Hey All, this is a full size Oliver vise with 18" wide x 7" tall jaws and a set of little metal working jaws on the bottom side. These are so cool and can be rotated 360 degrees to use the vise at any angle. Also tilts vertically up to 90 degrees! We got this vise with a whole van load of Oliver parts from a dear friend of ours, Tom Reiley, in New Jersey. Here is a shot of that haul, this vise is in the lower left corner of photo.
Here's some arrival shots:
So this vise is amazing condition for over 100 years old. No damage or breaks only small apology is original handle is cracked! So the original finish appears to be black paint or japanning, not sure which. I decided to leave it original and just clean and shellac, no paint. Here's what that looks like, disassembly first;
Next is cleaning and shellac, easy pezy;
All that happened in our old shop, now we are ready to get this installed and ready to use it in our new Texas shop! This is going on a small bench that we made for this vise. The top is Ash and is 1 3/4" thick. We will start by getting the front and back jaw separated. Do this by unscrewing the handle all the way until they come apart.

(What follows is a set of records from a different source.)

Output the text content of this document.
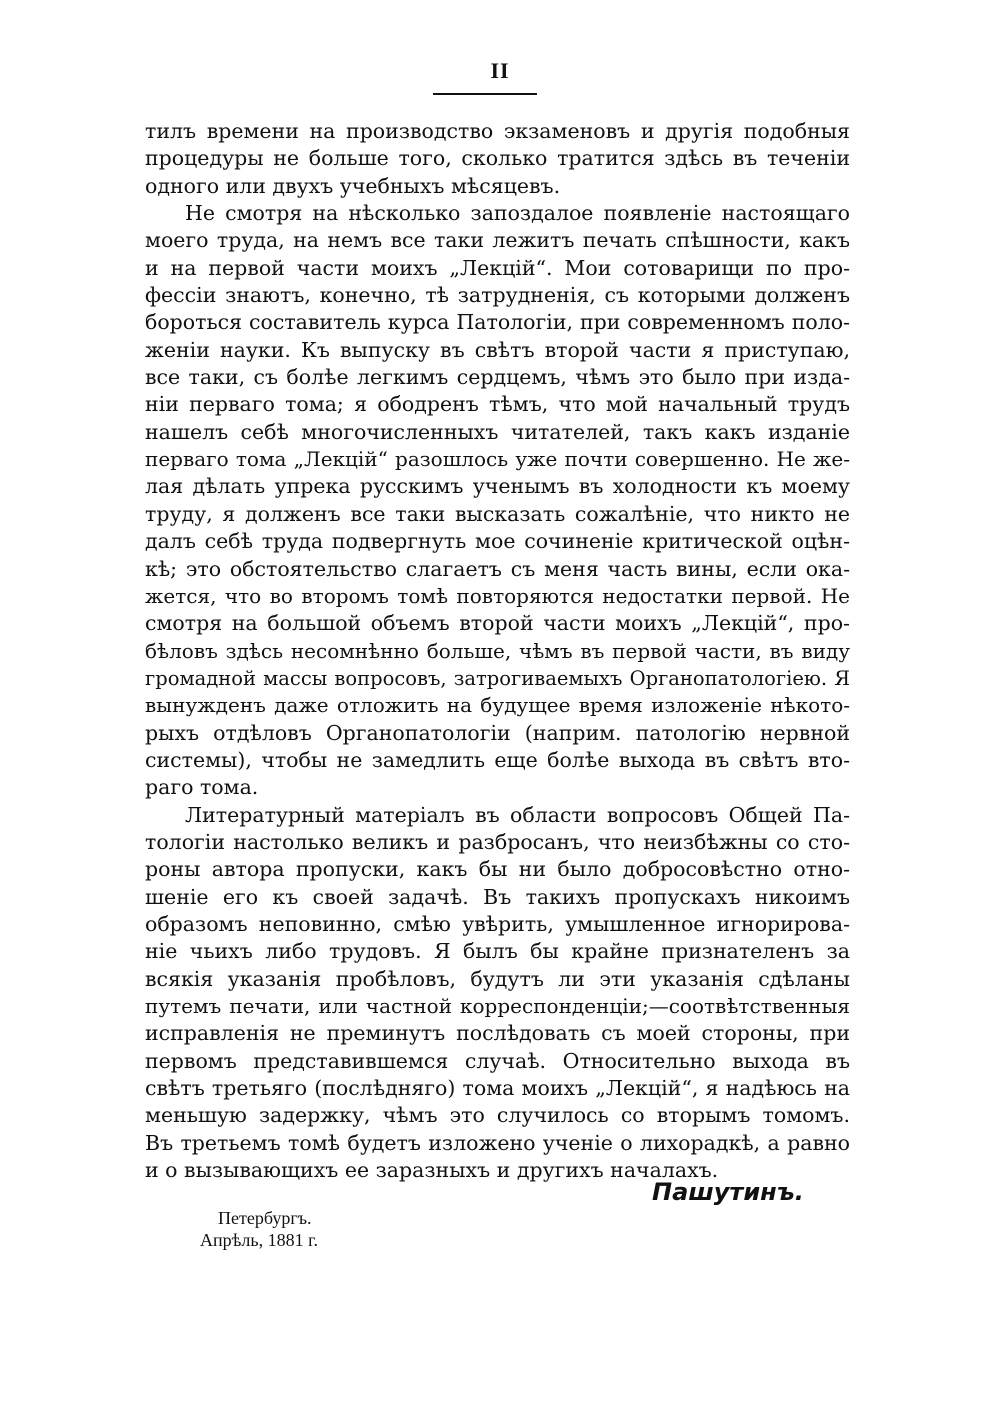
II
тилъ времени на производство экзаменовъ и другія подобныя
процедуры не больше того, сколько тратится здѣсь въ теченіи
одного или двухъ учебныхъ мѣсяцевъ.
Не смотря на нѣсколько запоздалое появленіе настоящаго
моего труда, на немъ все таки лежитъ печать спѣшности, какъ
и на первой части моихъ „Лекцій“. Мои сотоварищи по про-
фессіи знаютъ, конечно, тѣ затрудненія, съ которыми долженъ
бороться составитель курса Патологіи, при современномъ поло-
женіи науки. Къ выпуску въ свѣтъ второй части я приступаю,
все таки, съ болѣе легкимъ сердцемъ, чѣмъ это было при изда-
ніи перваго тома; я ободренъ тѣмъ, что мой начальный трудъ
нашелъ себѣ многочисленныхъ читателей, такъ какъ изданіе
перваго тома „Лекцій“ разошлось уже почти совершенно. Не же-
лая дѣлать упрека русскимъ ученымъ въ холодности къ моему
труду, я долженъ все таки высказать сожалѣніе, что никто не
далъ себѣ труда подвергнуть мое сочиненіе критической оцѣн-
кѣ; это обстоятельство слагаетъ съ меня часть вины, если ока-
жется, что во второмъ томѣ повторяются недостатки первой. Не
смотря на большой объемъ второй части моихъ „Лекцій“, про-
бѣловъ здѣсь несомнѣнно больше, чѣмъ въ первой части, въ виду
громадной массы вопросовъ, затрогиваемыхъ Органопатологіею. Я
вынужденъ даже отложить на будущее время изложеніе нѣкото-
рыхъ отдѣловъ Органопатологіи (наприм. патологію нервной
системы), чтобы не замедлить еще болѣе выхода въ свѣтъ вто-
раго тома.
Литературный матеріалъ въ области вопросовъ Общей Па-
тологіи настолько великъ и разбросанъ, что неизбѣжны со сто-
роны автора пропуски, какъ бы ни было добросовѣстно отно-
шеніе его къ своей задачѣ. Въ такихъ пропускахъ никоимъ
образомъ неповинно, смѣю увѣрить, умышленное игнорирова-
ніе чьихъ либо трудовъ. Я былъ бы крайне признателенъ за
всякія указанія пробѣловъ, будутъ ли эти указанія сдѣланы
путемъ печати, или частной корреспонденціи;—соотвѣтственныя
исправленія не преминутъ послѣдовать съ моей стороны, при
первомъ представившемся случаѣ. Относительно выхода въ
свѣтъ третьяго (послѣдняго) тома моихъ „Лекцій“, я надѣюсь на
меньшую задержку, чѣмъ это случилось со вторымъ томомъ.
Въ третьемъ томѣ будетъ изложено ученіе о лихорадкѣ, а равно
и о вызывающихъ ее заразныхъ и другихъ началахъ.
Пашутинъ.
Петербургъ.
Апрѣль, 1881 г.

The next step is to get the hinge off of the "spin" casting. The hinge pins need to be removed for that.
You will notice in the bottom photo I left the pin sticking out, when I put this together last, so I could get ahold of it. These also came out easy because they had been out recently. If you are doing a rusty restoration those are so often frozen and really hard to get out. You have to be careful not to crack your hinge, which is pretty thin. I do that process by drilling and tapping the pin and installing a cap head screw so I can get the first one out. After that you can get the second out with a long punch. I talk about that a little more in my other vise posts. These hinge pins had an interesting thing; they were dimpeled with a punch by some old timer to tighten them up in the hinge. I thought that was cool. If you are mortising the hinge in, like I am going to do, they can't loosen outwards because the bench top will hold them in.

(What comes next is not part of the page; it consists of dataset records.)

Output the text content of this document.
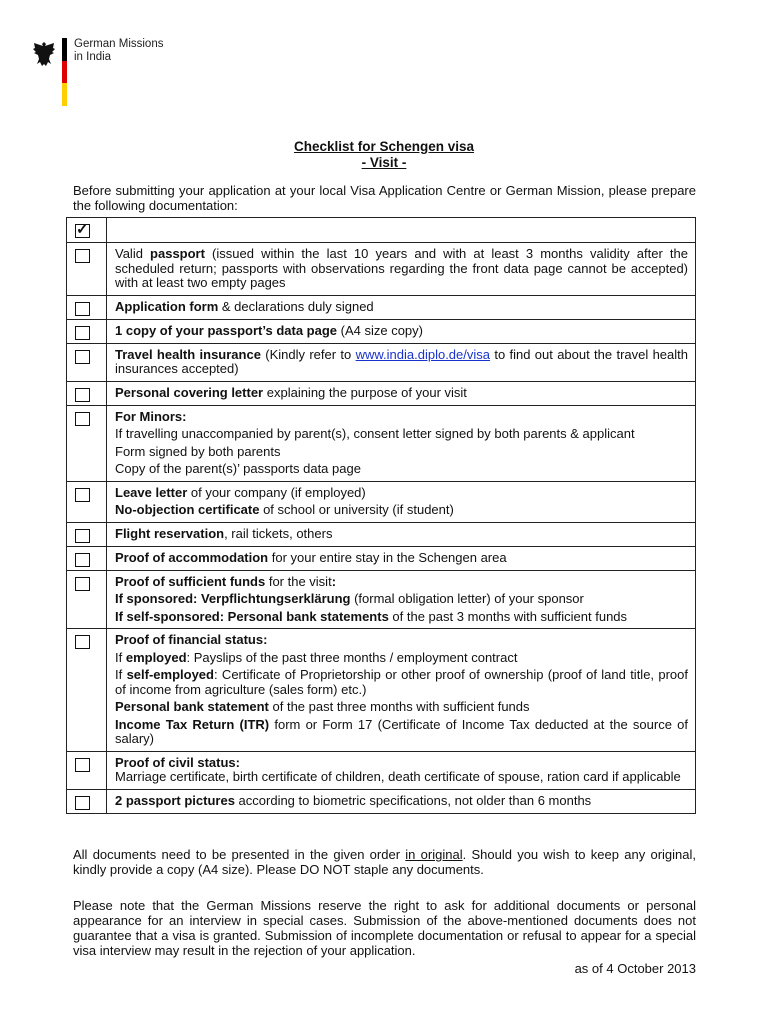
German Missions
in India
Checklist for Schengen visa
- Visit -
Before submitting your application at your local Visa Application Centre or German Mission, please prepare the following documentation:
✓	

	Valid passport (issued within the last 10 years and with at least 3 months validity after the scheduled return; passports with observations regarding the front data page cannot be accepted) with at least two empty pages

	Application form & declarations duly signed

	1 copy of your passport’s data page (A4 size copy)

	Travel health insurance (Kindly refer to www.india.diplo.de/visa to find out about the travel health insurances accepted)

	Personal covering letter explaining the purpose of your visit

	For Minors:

If travelling unaccompanied by parent(s), consent letter signed by both parents & applicant

Form signed by both parents

Copy of the parent(s)’ passports data page

	Leave letter of your company (if employed)

No-objection certificate of school or university (if student)

	Flight reservation, rail tickets, others

	Proof of accommodation for your entire stay in the Schengen area

	Proof of sufficient funds for the visit:

If sponsored: Verpflichtungserklärung (formal obligation letter) of your sponsor

If self-sponsored: Personal bank statements of the past 3 months with sufficient funds

	Proof of financial status:

If employed: Payslips of the past three months / employment contract

If self-employed: Certificate of Proprietorship or other proof of ownership (proof of land title, proof of income from agriculture (sales form) etc.)

Personal bank statement of the past three months with sufficient funds

Income Tax Return (ITR) form or Form 17 (Certificate of Income Tax deducted at the source of salary)

	Proof of civil status:

Marriage certificate, birth certificate of children, death certificate of spouse, ration card if applicable

	2 passport pictures according to biometric specifications, not older than 6 months

All documents need to be presented in the given order in original. Should you wish to keep any original, kindly provide a copy (A4 size). Please DO NOT staple any documents.
Please note that the German Missions reserve the right to ask for additional documents or personal appearance for an interview in special cases. Submission of the above-mentioned documents does not guarantee that a visa is granted. Submission of incomplete documentation or refusal to appear for a special visa interview may result in the rejection of your application.
as of 4 October 2013
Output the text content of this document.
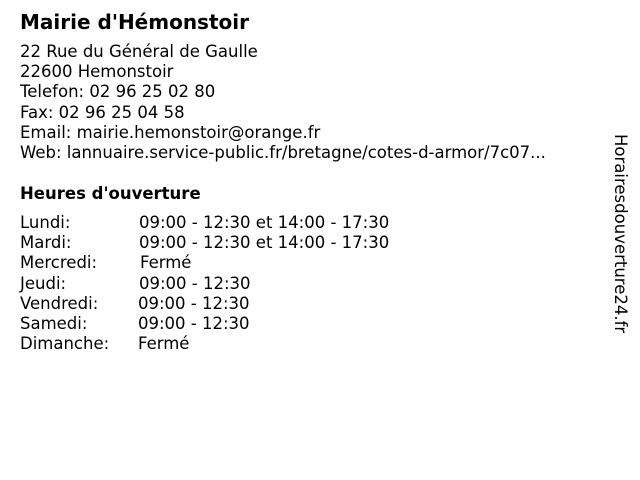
Mairie d'Hémonstoir
22 Rue du Général de Gaulle
22600 Hemonstoir
Telefon: 02 96 25 02 80
Fax: 02 96 25 04 58
Email: mairie.hemonstoir@orange.fr
Web: lannuaire.service-public.fr/bretagne/cotes-d-armor/7c07...
Heures d'ouverture
Lundi:	09:00 - 12:30 et 14:00 - 17:30
Mardi:	09:00 - 12:30 et 14:00 - 17:30
Mercredi:	Fermé
Jeudi:	09:00 - 12:30
Vendredi: 09:00 - 12:30
Samedi:	09:00 - 12:30
Dimanche: Fermé
Horairesdouverture24.fr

After getting the hinge loose I use that to do the mortise layout.
I am letting this into the top so that the back jaw will be just proud of the front edge of the bench. I like this because it keeps the vise from protruding out so far and helps reduce snagging cords & hoses and hip banging. Be advised that if you make it tight like this, you will have to raise the vise vertically 90 degrees before you can spin the jaws. A tight fit also keeps debris from collecting around the vise. I like it tight, your mileage may vary. I use #14 x 1 1/4" flatheads to attach hinge to bench. On some hinges the countersink is only big enough for a #12. Since this top is only 1 3/4" thick there won't be a lot of work on the bottom side, just a little. You need to make clearance on the bottom for the "spin" casting. On this one I used what we call the "Donut of Death" because there was just a little stock removal. It's fast!
After that is done It is time to get the bench into position and screw the top down to it. Screw down the hinge and get the "spin casting" in there. Next put the back jaw in and get the under top mount bracket and bar worked out. This mortise was so tight I had to round over the top edge of the mortise just a little for some tilting clearance.
Almost done, now the front jaw. It's nice to have help but it can be done alone.
This vise has the original handle with an iron hoop on one end, held with a wedge. I think that is really cool and I had not seen that before.
Thanks for looking and remember to enjoy your projects!